JuliaSparse / SuiteSparseGraphBLAS.jl

Sparse, General Linear Algebra for Graphs!
MIT License
102 stars 17 forks source link

Vector dot is much slower than build-in operation #69

Open learning-chip opened 2 years ago

learning-chip commented 2 years ago

I can get decent parallel speed-up for sparse matmul and sparse matvec, but the dot product between two vectors seems very slow:

using SuiteSparseGraphBLAS
using BenchmarkTools

gbset(:nthreads, 16)

b = ones(10000)
b_gb = GBVector(b)

@btime b' * b  #  1 μs
@btime b_gb' * b_gb  # 15 μs

Is this expected? Or it can be tuned to be faster?

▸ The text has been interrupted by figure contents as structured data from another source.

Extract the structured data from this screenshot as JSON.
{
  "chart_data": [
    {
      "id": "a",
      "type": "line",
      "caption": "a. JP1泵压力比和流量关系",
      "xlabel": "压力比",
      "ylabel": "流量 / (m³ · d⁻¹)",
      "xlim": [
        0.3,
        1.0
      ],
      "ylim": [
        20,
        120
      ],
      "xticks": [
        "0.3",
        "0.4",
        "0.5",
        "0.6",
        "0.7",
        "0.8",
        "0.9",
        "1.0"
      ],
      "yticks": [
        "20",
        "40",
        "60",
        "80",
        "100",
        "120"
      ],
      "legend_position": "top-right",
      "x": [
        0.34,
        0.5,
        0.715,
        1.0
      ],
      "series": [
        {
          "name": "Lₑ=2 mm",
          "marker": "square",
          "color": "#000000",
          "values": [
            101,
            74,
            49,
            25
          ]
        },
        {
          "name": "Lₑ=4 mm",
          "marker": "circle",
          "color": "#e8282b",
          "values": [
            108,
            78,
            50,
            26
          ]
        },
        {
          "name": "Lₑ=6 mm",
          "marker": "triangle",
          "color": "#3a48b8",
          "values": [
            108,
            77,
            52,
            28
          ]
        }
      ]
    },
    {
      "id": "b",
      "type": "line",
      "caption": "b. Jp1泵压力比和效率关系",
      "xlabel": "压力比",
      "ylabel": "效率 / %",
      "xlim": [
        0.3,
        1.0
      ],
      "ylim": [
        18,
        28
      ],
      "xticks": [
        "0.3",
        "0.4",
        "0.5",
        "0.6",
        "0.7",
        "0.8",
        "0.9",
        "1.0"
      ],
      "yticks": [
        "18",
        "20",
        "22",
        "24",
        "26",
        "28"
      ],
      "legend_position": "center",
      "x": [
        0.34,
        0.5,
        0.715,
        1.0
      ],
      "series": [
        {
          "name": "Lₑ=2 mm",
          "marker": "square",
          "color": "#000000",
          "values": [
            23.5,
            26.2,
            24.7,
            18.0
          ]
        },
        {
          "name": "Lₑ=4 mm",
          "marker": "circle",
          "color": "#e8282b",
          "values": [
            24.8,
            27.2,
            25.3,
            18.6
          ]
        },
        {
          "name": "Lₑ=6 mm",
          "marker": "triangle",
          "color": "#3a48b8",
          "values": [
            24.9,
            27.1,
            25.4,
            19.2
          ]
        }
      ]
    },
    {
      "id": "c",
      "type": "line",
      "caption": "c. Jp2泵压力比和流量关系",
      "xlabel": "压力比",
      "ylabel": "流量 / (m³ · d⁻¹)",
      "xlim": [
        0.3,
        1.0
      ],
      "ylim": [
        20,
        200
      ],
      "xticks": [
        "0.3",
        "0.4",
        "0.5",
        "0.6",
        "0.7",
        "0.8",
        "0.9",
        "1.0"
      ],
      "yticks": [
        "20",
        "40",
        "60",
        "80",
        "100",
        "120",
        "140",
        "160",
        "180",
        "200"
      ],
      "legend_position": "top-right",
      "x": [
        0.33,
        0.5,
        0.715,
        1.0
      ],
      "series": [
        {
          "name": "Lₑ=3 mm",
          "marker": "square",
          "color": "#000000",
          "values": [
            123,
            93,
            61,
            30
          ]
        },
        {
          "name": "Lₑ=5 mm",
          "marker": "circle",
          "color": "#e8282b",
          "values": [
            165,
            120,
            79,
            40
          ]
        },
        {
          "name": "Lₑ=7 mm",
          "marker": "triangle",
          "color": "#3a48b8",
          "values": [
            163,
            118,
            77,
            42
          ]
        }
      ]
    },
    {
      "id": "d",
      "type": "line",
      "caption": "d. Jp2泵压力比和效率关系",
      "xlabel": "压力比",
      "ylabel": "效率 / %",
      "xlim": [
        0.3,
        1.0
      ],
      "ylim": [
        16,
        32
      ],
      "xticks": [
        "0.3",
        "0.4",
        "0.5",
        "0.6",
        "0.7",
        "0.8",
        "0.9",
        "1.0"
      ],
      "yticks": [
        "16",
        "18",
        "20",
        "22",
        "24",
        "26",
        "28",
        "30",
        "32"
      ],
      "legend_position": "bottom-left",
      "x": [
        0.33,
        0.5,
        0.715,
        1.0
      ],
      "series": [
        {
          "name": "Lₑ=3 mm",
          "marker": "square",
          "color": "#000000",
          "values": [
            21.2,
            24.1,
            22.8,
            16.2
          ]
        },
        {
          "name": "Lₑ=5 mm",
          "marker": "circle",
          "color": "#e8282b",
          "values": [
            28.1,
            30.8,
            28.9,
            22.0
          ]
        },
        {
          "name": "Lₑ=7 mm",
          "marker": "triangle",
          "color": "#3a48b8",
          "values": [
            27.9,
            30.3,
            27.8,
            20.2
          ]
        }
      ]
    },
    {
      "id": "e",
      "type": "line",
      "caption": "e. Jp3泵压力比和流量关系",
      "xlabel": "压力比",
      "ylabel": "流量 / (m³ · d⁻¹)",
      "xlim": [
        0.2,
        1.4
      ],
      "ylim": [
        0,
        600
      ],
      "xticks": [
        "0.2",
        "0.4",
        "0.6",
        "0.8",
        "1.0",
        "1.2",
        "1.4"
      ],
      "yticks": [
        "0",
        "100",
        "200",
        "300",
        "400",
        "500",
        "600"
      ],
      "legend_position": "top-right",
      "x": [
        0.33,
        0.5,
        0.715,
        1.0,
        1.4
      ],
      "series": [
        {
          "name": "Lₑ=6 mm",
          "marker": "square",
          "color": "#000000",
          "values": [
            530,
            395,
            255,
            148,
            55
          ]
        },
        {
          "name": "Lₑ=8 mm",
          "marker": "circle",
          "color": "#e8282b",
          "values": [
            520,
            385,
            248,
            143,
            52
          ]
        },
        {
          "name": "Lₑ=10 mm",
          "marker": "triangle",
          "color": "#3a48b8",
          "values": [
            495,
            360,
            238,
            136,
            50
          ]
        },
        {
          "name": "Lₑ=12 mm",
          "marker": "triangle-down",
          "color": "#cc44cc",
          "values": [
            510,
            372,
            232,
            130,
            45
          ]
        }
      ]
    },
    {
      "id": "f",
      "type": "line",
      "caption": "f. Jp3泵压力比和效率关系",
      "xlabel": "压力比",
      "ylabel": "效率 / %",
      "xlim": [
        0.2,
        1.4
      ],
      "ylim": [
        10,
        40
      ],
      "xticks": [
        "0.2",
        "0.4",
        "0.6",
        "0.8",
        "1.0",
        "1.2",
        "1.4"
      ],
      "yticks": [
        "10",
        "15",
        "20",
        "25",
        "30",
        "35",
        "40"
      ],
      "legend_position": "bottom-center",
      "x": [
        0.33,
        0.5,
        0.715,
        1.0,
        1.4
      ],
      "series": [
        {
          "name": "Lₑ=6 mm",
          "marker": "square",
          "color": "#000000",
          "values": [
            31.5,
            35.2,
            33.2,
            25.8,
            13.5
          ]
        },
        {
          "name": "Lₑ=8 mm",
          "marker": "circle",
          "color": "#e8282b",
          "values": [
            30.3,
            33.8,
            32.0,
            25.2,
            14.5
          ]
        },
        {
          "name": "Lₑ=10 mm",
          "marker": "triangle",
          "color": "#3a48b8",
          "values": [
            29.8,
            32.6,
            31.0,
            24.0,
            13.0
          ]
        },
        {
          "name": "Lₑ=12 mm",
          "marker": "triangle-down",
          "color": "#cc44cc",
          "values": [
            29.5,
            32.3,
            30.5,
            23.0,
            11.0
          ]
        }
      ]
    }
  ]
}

Version: SuiteSparseGraphBLAS@0.7.0

rayegun commented 2 years ago

I do see this behavior (although more like 10x on my device). The big thing is that SuiteSparse:GraphBLAS is not a replacement for BLAS1 operations. It's a sparse matrix library, so it will always be a bit slow for simple BLAS operations.

That being said we can probably do better here. Perhaps by unpacking and repacking the result and actually doing BLAS1. For the basic arithmetic semiring.

We could also not be at O3 for some reason, I'll check on that. As well as talk to Tim Davis.